Museum

Home

Lab Overview

Retrotechnology Articles

Online Manuals

⇒ chrtbl(1M) — UnixWare 2.01

Media Vault

Software Library

Restoration Projects

Artifacts Sought

Related Articles

ctype(3C)

environ(5)

setlocale(3C)






       chrtbl(1M)                                                chrtbl(1M)


       NAME
             chrtbl - generate character classification and conversion
             tables

       SYNOPSIS
             chrtbl [file]

       DESCRIPTION
             The chrtbl command creates two tables containing information
             on character classification, upper/lowercase conversion,
             character-set width, and numeric formatting.  One table is an
             array of (257*2) + 7 bytes that is encoded so a table lookup
             can be used to determine the character classification of a
             character, convert a character [see ctype(3C)], and find the
             byte and screen width of a character in one of the
             supplementary code sets.  The other table contains information
             about the format of non-monetary numeric quantities: the first
             byte specifies the decimal delimiter; the second byte
             specifies the thousands delimiter; and the remaining bytes
             comprise a null-terminated string indicating the grouping
             (each element of the string is taken as an integer that
             indicates the number of digits that comprise the current group
             in a formatted non-monetary numeric quantity).

             chrtbl reads the user-defined character classification and
             conversion information from file and creates three output
             files in the current directory.  To construct file, use the
             file supplied in /usr/lib/locale/C/chrtbl_C as a starting
             point.  You may add entries, but do not change the original
             values supplied with the system.  For example, for other
             locales you may wish to add eight-bit entries to the ASCII
             definitions provided in this file.

             One output file, ctype.c (a C language source file), contains
             a (257*2)+7-byte array generated from processing the
             information from file.  You should review the content of
             ctype.c to verify that the array is set up as you had planned.
             (In addition, an application program could use ctype.c.)  The
             first 257 bytes of the array in ctype.c are used for character
             classification.  The characters used for initializing these
             bytes of the array represent character classifications that
             are defined in ctype.h; for example, _L means a character is
             lowercase and _S|_B means the character is both a spacing
             character and a blank.  The second 257 bytes of the array are
             used for character conversion.  These bytes of the array are
             initialized so that characters for which you do not provide


                           Copyright 1994 Novell, Inc.               Page 1













      chrtbl(1M)                                                chrtbl(1M)

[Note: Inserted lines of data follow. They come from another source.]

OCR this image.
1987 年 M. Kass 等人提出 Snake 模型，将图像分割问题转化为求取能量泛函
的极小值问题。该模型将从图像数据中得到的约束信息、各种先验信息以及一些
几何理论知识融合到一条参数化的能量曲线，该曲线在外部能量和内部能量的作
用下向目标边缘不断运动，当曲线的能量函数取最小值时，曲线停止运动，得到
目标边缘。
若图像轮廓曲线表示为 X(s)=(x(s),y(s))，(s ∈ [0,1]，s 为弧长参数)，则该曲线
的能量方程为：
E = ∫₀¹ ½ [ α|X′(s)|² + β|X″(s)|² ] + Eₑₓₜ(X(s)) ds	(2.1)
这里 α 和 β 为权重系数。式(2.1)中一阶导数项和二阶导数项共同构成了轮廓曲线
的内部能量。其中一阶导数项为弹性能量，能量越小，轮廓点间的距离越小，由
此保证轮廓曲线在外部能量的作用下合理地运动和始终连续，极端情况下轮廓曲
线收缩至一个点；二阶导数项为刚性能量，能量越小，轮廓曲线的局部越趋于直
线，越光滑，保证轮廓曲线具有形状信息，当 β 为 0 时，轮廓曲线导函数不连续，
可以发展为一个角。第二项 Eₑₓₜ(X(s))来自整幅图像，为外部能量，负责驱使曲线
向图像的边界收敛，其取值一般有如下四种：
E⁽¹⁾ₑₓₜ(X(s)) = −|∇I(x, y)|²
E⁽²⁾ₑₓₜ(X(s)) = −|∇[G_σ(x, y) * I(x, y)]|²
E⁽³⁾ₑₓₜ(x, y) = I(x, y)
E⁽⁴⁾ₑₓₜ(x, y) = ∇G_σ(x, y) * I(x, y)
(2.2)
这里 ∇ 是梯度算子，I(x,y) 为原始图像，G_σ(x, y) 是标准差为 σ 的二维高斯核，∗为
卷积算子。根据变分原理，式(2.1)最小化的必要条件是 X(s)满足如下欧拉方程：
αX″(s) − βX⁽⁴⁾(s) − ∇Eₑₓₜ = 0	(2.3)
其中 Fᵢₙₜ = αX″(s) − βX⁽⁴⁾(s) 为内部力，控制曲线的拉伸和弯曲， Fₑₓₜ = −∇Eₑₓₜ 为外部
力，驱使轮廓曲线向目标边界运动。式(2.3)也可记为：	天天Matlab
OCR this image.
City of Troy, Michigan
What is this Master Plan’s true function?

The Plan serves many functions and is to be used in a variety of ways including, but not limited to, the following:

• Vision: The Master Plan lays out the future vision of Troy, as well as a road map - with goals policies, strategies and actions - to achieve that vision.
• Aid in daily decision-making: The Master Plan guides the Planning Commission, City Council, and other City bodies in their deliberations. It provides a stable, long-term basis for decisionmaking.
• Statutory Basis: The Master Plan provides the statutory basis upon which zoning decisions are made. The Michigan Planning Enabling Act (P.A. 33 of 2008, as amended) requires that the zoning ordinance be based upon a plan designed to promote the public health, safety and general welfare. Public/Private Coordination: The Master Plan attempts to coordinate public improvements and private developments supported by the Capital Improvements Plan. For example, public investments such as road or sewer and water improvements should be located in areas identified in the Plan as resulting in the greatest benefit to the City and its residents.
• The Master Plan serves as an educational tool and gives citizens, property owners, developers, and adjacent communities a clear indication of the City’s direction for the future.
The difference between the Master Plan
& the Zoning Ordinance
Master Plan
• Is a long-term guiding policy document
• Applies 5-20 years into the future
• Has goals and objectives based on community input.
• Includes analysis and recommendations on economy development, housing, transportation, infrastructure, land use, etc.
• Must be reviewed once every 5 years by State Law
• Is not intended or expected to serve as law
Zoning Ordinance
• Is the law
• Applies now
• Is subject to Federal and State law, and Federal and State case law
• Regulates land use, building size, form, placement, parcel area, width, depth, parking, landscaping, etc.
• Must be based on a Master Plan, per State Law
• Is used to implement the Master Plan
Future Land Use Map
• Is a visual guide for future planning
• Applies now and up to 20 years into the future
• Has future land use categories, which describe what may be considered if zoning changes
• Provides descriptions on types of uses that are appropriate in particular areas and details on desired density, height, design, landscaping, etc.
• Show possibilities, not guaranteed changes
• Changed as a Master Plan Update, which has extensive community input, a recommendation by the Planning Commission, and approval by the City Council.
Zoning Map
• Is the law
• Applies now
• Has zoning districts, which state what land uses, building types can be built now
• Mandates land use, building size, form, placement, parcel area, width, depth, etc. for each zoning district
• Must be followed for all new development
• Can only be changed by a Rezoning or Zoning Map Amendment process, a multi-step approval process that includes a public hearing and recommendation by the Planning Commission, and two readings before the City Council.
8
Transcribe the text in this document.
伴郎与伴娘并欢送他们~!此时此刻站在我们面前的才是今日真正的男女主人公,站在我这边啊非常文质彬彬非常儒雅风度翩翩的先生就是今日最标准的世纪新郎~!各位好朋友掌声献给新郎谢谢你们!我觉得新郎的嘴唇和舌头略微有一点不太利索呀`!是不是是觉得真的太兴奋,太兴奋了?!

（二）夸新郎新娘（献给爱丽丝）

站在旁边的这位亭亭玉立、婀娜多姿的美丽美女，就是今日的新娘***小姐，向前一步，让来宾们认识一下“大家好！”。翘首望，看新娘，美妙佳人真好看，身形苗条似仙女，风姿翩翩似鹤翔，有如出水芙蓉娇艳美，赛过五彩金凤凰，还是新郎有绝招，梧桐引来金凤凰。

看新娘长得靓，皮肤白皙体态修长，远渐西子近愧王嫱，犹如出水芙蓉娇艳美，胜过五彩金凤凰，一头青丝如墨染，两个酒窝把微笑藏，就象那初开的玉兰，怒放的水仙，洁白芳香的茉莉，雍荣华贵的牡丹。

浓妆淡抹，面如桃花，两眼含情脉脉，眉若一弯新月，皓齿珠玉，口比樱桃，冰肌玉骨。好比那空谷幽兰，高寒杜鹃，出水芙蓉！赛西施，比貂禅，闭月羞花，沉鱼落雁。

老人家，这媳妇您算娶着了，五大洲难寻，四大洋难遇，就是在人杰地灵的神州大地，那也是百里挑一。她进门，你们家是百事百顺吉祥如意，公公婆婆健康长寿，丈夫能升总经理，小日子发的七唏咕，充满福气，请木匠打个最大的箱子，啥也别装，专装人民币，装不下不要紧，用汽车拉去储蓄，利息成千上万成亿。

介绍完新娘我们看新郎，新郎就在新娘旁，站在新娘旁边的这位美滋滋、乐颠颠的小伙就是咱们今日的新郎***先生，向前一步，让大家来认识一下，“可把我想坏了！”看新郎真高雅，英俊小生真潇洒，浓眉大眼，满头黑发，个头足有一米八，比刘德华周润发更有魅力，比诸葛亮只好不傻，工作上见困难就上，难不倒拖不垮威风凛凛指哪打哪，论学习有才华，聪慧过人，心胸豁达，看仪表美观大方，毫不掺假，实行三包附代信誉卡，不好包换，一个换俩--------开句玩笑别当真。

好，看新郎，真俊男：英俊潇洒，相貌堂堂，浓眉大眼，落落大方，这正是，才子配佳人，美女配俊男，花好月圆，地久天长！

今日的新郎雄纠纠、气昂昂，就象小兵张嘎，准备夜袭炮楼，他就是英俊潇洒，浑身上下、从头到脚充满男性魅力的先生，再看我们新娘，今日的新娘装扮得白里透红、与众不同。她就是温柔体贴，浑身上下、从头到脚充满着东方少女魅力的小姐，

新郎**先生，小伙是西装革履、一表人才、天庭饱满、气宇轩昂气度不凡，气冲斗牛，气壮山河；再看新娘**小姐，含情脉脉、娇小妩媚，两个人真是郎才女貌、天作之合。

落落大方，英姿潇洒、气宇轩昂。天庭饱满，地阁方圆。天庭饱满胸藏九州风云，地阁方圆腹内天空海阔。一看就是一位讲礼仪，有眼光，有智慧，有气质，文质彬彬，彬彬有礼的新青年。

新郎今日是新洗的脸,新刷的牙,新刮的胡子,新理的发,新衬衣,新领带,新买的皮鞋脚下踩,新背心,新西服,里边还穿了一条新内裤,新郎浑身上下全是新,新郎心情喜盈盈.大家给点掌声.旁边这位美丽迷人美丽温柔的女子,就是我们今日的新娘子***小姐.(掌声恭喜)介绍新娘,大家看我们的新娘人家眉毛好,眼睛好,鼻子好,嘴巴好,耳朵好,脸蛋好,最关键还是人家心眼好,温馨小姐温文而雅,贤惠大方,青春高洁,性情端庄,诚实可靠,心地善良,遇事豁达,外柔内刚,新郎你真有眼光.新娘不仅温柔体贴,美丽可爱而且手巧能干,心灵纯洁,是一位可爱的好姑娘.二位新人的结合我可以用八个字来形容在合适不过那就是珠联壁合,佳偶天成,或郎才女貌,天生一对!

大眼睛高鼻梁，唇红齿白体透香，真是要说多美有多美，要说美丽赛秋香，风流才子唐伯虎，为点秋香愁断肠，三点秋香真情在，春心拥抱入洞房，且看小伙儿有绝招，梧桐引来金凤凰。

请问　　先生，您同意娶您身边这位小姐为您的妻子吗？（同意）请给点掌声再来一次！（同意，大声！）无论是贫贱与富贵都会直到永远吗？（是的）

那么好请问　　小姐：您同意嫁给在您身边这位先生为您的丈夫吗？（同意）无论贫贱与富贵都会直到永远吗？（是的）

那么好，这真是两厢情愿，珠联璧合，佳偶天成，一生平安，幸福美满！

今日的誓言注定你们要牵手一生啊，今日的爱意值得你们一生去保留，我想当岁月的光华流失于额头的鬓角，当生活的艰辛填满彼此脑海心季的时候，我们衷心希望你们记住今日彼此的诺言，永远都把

            conversion information will be converted to themselves.  When
            you do provide conversion information, the first value of the
            pair is stored where the second one would be stored normally,
            and vice versa; for example, if you provide <0x41 0x61>, then
            0x61 is stored where 0x41 would be stored normally, and 0x61
            is stored where 0x41 would be stored normally.  The last 7
            bytes are used for character width information for up to three
            supplementary code sets.

            The second output file (a data file) contains the same
            information, but is structured for efficient use by the
            character classification and conversion routines [see
            ctype(3C)].  The name of this output file is the value you
            assign to the keyword LC_CTYPE read in from file.  Before this
            file can be used by the character classification and
            conversion routines, it must be installed in the
            /usr/lib/locale/locale directory with the name LC_CTYPE by
            someone who is super-user or a member of group bin.  This file
            must be readable by user, group, and other; no other
            permissions should be set.  To use the character
            classification
            and conversion tables in this file, set the LC_CTYPE
            environment variable appropriately [see environ(5) or
            setlocale(3C)].

            The third output file (a data file) is created only if numeric
            formatting information is specified in the input file.  The
            name of this output file is the value you assign to the
            keyword LC_NUMERIC read in from file.  Before this file can be
            used, it must be installed in the /usr/lib/locale/locale
            directory with the name LC_NUMERIC by someone who is super-
            user or a member of group bin.  This file must be readable by
            user, group, and other; no other permissions should be set.
            To use the numeric formatting information in this file, set
            the LC_NUMERIC environment variable appropriately [see
            environ(5) or setlocale(3C)].

            The name of the locale where you install the files LC_CTYPE
            and LC_NUMERIC should correspond to the conventions defined in
            file.  For example, if French conventions were defined, and
            the name for the French locale on your system is french, then
            you should install the files in /usr/lib/locale/french.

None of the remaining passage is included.